千鶴。玄関までこの方を、ってそうだわ。まだお名前も聞いてませんでした。私としたことが」

「そうでした。私は安房 紡と言います」

「紡さんですね。私は師仙院 かなえと申します。今日は本当にありがとうございました」


そうしてお互いに挨拶をした後、最初に案内してくれた女性、千鶴さんの案内で最初の門の所まで戻ってきた。


「私からもお礼を言わせてください。

今日はありがとうございました。祖父も祖母も大変喜んでおりました」

「いえ、私のほうこそ慌しくて申し訳ない」

「あ、そうそう。

外で騒いでいた者たちは、うちの若い衆がしずめておきましたので、ご安心ください」

「何から何までありがとうございます」


しずめる?……鎮めるだよな。沈めるじゃないよな。

若干不安に思いながらも門を出たところで、再度挨拶をして家路に就いた。

高級スーツが皺になるのは勿体無いのでしっかりハンガーに掛けてから、ベッドに倒れこんだ。

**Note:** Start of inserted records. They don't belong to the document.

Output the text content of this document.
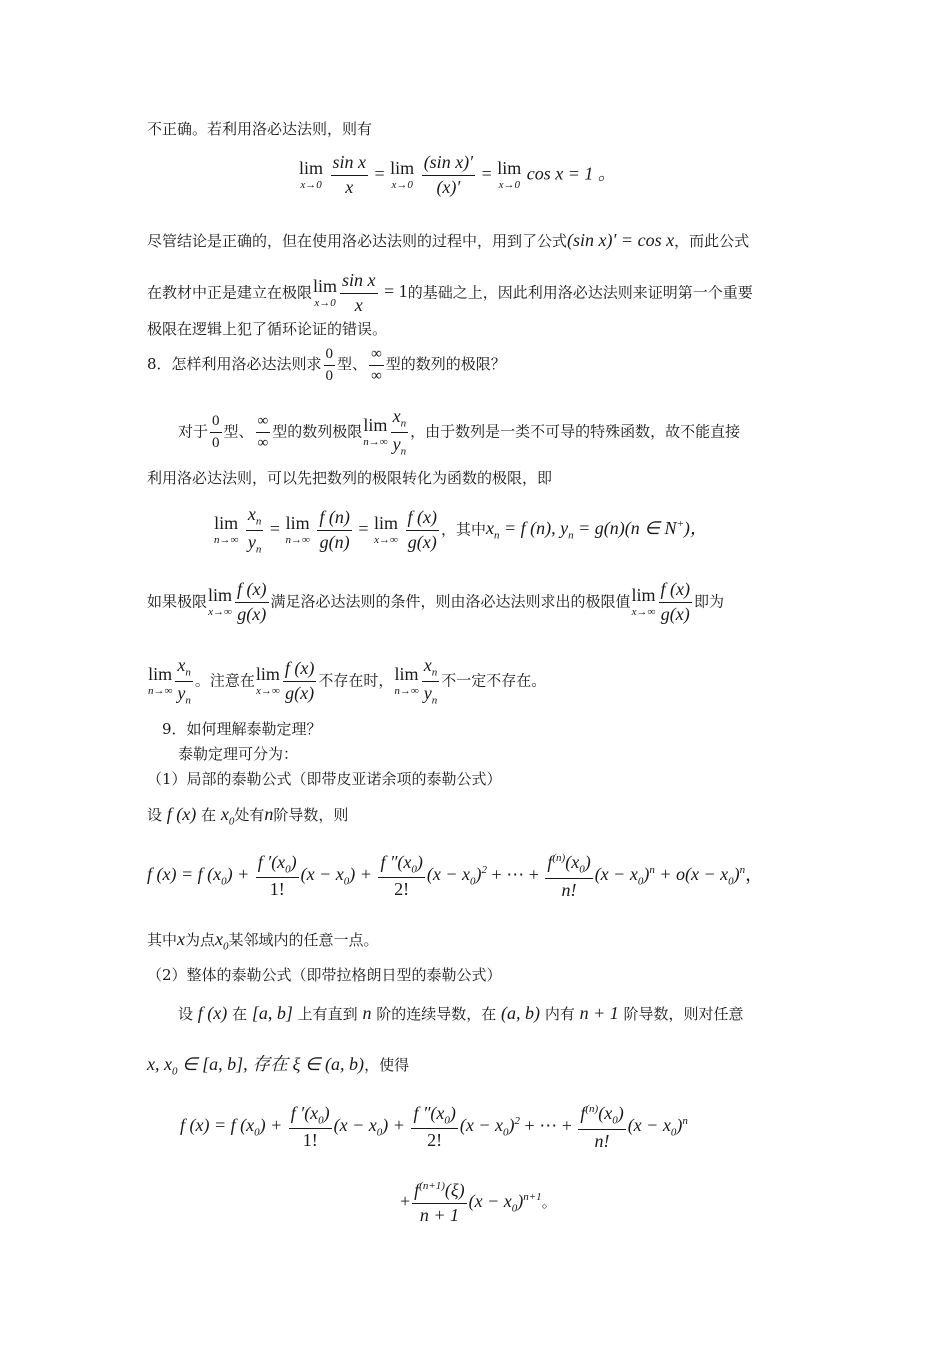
不正确。若利用洛必达法则，则有
lim
x→0
$\frac{\text{sin x}}{x} = \lim$
x→0
$\frac{\text{(sin x)′}}{(x)'} = \lim$
x→0
cos x = 1 。
尽管结论是正确的，但在使用洛必达法则的过程中，用到了公式(sin x)′ = cos x，而此公式
在教材中正是建立在极限 lim
$x\to 0 \frac{\text{sin x}}{x} = 1$的基础之上，因此利用洛必达法则来证明第一个重要
极限在逻辑上犯了循环论证的错误。
8．怎样利用洛必达法则求 $\frac{0}{0}$ 型、
∞
∞
型的数列的极限？
对于 $\frac{0}{0}$ 型、
∞
∞
型的数列极限 lim
$n\to\infty \frac{x_n}{y_n}$ ，由于数列是一类不可导的特殊函数，故不能直接
利用洛必达法则，可以先把数列的极限转化为函数的极限，即
lim
n→∞
$\frac{x_n}{y_n} = \lim$
n→∞
$\frac{f (n)}{g(n)} = \lim$
x→∞
$\frac{f (x)}{g(x)}$ ，其中$x_n = f$ (n), $y_n = g(n)(n$ ∈ N+)，
如果极限 lim
$x\to\infty \frac{f (x)}{g(x)}$ 满足洛必达法则的条件，则由洛必达法则求出的极限值 lim
$x\to\infty \frac{f (x)}{g(x)}$ 即为
lim
$n\to\infty \frac{x_n}{y_n}$ 。注意在 lim
$x\to\infty \frac{f (x)}{g(x)}$ 不存在时， lim
$n\to\infty \frac{x_n}{y_n}$ 不一定不存在。
9．如何理解泰勒定理？
泰勒定理可分为：
（1）局部的泰勒公式（即带皮亚诺余项的泰勒公式）
设 f (x) 在 $x_0$处有n阶导数，则
f (x) = f $(x_0) + \frac{f '(x_0)}{1!} (x - x_0) + \frac{f ''(x_0)}{2!} (x - x_0)^2$ + ⋯ + $\frac{f^{(n)}(x_0)}{n!} (x - x_0)^n + o(x - x_0)^n$，
其中x为点$x_0$某邻域内的任意一点。
（2）整体的泰勒公式（即带拉格朗日型的泰勒公式）
设 f (x) 在 [a, b] 上有直到 n 阶的连续导数，在 (a, b) 内有 n + 1 阶导数，则对任意
x, $x_0$ ∈ [a, b], 存在 ξ ∈ (a, b)，使得
f (x) = f $(x_0) + \frac{f '(x_0)}{1!} (x - x_0) + \frac{f ''(x_0)}{2!} (x - x_0)^2$ + ⋯ + $\frac{f^{(n)}(x_0)}{n!} (x - x_0)^n$
+ $\frac{f^{(n+1)}(\xi)}{n + 1} (x - x_0)^{n+1}$。
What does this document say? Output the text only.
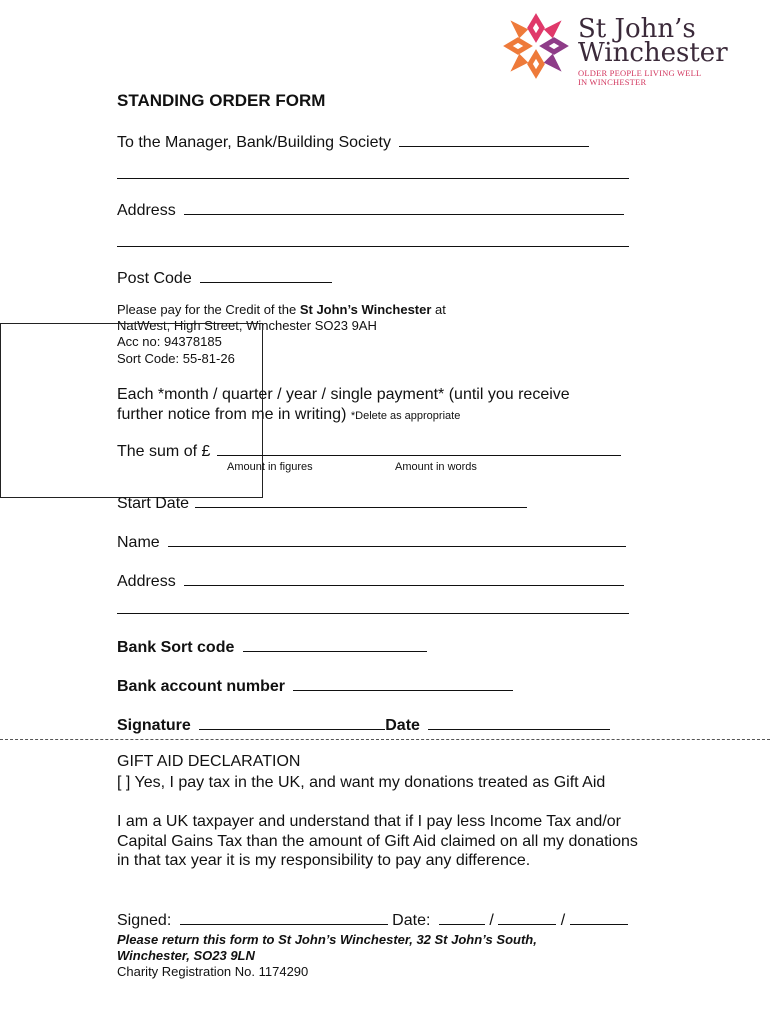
St John’s
Winchester
OLDER PEOPLE LIVING WELL
IN WINCHESTER
STANDING ORDER FORM
To the Manager, Bank/Building Society
Address
Post Code
Please pay for the Credit of the St John’s Winchester at
NatWest, High Street, Winchester SO23 9AH
Acc no: 94378185
Sort Code: 55-81-26
Each *month / quarter / year / single payment* (until you receive
further notice from me in writing) *Delete as appropriate
The sum of £
Amount in figures	Amount in words
Start Date
Name
Address
Bank Sort code
Bank account number
Signature	Date
GIFT AID DECLARATION
[ ] Yes, I pay tax in the UK, and want my donations treated as Gift Aid
I am a UK taxpayer and understand that if I pay less Income Tax and/or Capital Gains Tax than the amount of Gift Aid claimed on all my donations in that tax year it is my responsibility to pay any difference.
Signed:	Date:	/	/
Please return this form to St John’s Winchester, 32 St John’s South,
Winchester, SO23 9LN
Charity Registration No. 1174290
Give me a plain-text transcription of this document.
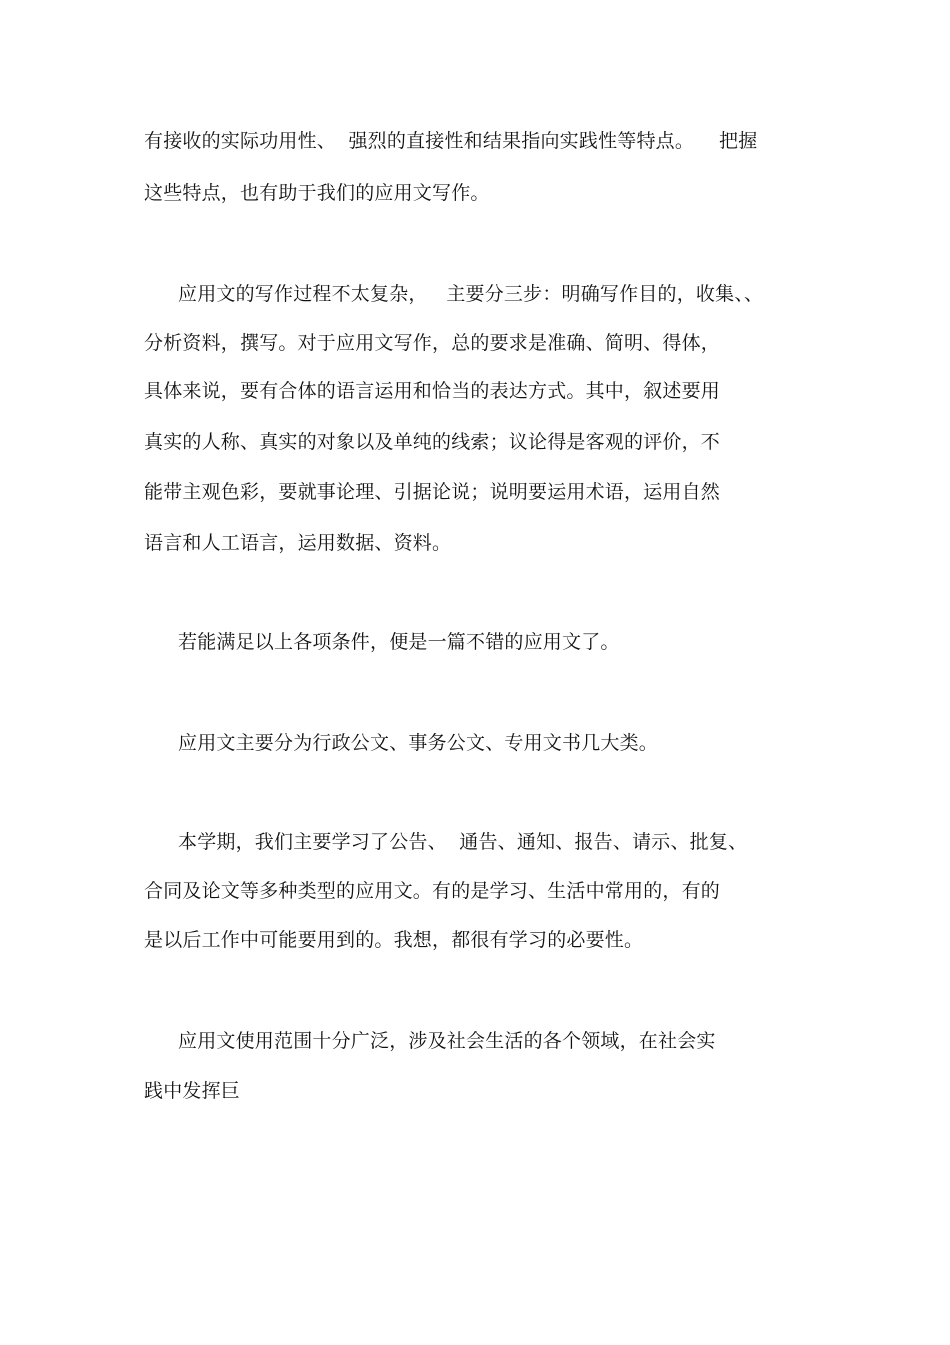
有接收的实际功用性、  强烈的直接性和结果指向实践性等特点。    把握
这些特点，也有助于我们的应用文写作。
应用文的写作过程不太复杂，   主要分三步：明确写作目的，收集、、
分析资料，撰写。对于应用文写作，总的要求是准确、简明、得体，
具体来说，要有合体的语言运用和恰当的表达方式。其中，叙述要用
真实的人称、真实的对象以及单纯的线索；议论得是客观的评价，不
能带主观色彩，要就事论理、引据论说；说明要运用术语，运用自然
语言和人工语言，运用数据、资料。
若能满足以上各项条件，便是一篇不错的应用文了。
应用文主要分为行政公文、事务公文、专用文书几大类。
本学期，我们主要学习了公告、  通告、通知、报告、请示、批复、
合同及论文等多种类型的应用文。有的是学习、生活中常用的，有的
是以后工作中可能要用到的。我想，都很有学习的必要性。
应用文使用范围十分广泛，涉及社会生活的各个领域，在社会实
践中发挥巨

家に着くまでが○○だ、なんて言葉もあるし、今度こそもう何もないよな。

そんな事を考えつつ、俺の意識はすぐに夢の中へと沈んでいった。


途中、高級スーツを入手してなければ、門を潜ったところでただの不審者としてつまみ出されていた件。

世の中、どこがどう繋がるのか分かりませんね。



ひとまずこれにて当分更新は無いかと。

メインの連載をこれ以上止める訳にもいかないですし。